As when I go to university most of the ones in the UK will be £9k a year, I was thinking of going abroad. More accurately, Holland. The Maastricht university is an international school, and so teaches in English. Bonus, it's only £1,500 a year right now, dependent on the euro/pound exchange rate. I mentioned this to my father, who despite being from Henley-on-Thames is one of those irritating militant Welsh, and he said to me "It's free in Wales. Remember you have a Welsh birth certificate"
Now, I'm sure Wales has been bashed with a stick until it is less than dust, but I'll give it another fair whack. What exactly is it that I would study? Agriculture? History of sheep? Here's a well-known fact for you - for every one person in Wales, there are three sheep. Wales is dull. Wales is hilly. Wales is empty. Wales is full of sheep. It also has a pretty much defunct language. And I'm not surprised. Would you particuarly want to learn a language in which vowels are f,y and g?

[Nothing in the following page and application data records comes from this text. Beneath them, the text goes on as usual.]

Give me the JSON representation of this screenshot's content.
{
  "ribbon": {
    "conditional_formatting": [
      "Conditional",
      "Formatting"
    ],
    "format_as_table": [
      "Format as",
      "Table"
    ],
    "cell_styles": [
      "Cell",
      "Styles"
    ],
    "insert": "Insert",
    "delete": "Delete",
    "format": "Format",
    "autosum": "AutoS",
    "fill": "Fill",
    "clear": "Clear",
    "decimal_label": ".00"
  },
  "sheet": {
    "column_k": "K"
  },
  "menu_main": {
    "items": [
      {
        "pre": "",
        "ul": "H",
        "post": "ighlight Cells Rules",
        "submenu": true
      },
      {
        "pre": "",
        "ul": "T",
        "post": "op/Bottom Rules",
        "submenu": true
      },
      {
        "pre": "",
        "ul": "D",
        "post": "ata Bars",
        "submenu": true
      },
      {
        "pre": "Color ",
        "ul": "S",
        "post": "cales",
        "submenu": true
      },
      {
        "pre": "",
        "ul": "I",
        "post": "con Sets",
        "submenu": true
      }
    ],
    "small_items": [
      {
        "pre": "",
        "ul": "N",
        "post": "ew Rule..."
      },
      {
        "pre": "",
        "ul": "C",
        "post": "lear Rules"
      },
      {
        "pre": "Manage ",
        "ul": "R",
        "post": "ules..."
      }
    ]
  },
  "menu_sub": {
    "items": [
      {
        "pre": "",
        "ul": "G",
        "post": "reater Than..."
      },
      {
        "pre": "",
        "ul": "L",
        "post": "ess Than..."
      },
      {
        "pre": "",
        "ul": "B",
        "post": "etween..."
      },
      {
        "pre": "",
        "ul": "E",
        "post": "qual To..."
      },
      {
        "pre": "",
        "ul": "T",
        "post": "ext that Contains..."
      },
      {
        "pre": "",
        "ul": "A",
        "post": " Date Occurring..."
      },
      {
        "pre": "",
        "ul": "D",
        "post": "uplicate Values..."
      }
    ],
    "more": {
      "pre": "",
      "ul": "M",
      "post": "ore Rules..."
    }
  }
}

Welsh is an irritating thing we could live without, frankly. Welsh causes town names such as Rhosllannerchrugog. To be a teacher, politician or anything really, you have to know fluent Welsh. To know fluent Welsh, you should live among Welsh-only-speaking people and preferably your parents speak it too. This reaches out to a good, ooh, three people? If you want to live among Welsh-only-speaking people, you'd have to live in Mid Wales. Wales has two motorways, the M4 and M5. Both are in South Wales. Even Northern Ireland has more. Mid Wales is just a large expanse of... nothing. It's windy, rainy and everybody speaks Welsh, which of course nobody understands.
A friend of mine recently went to Aberystwyth, came back and told me that she went to a restuarant that had the menu available in Welsh. She asked the waitresses if any of them understood the menu. They all said no.
Don't get me wrong, I love Wales, rolling hills and... well, all the sheep. We can just do without Welsh.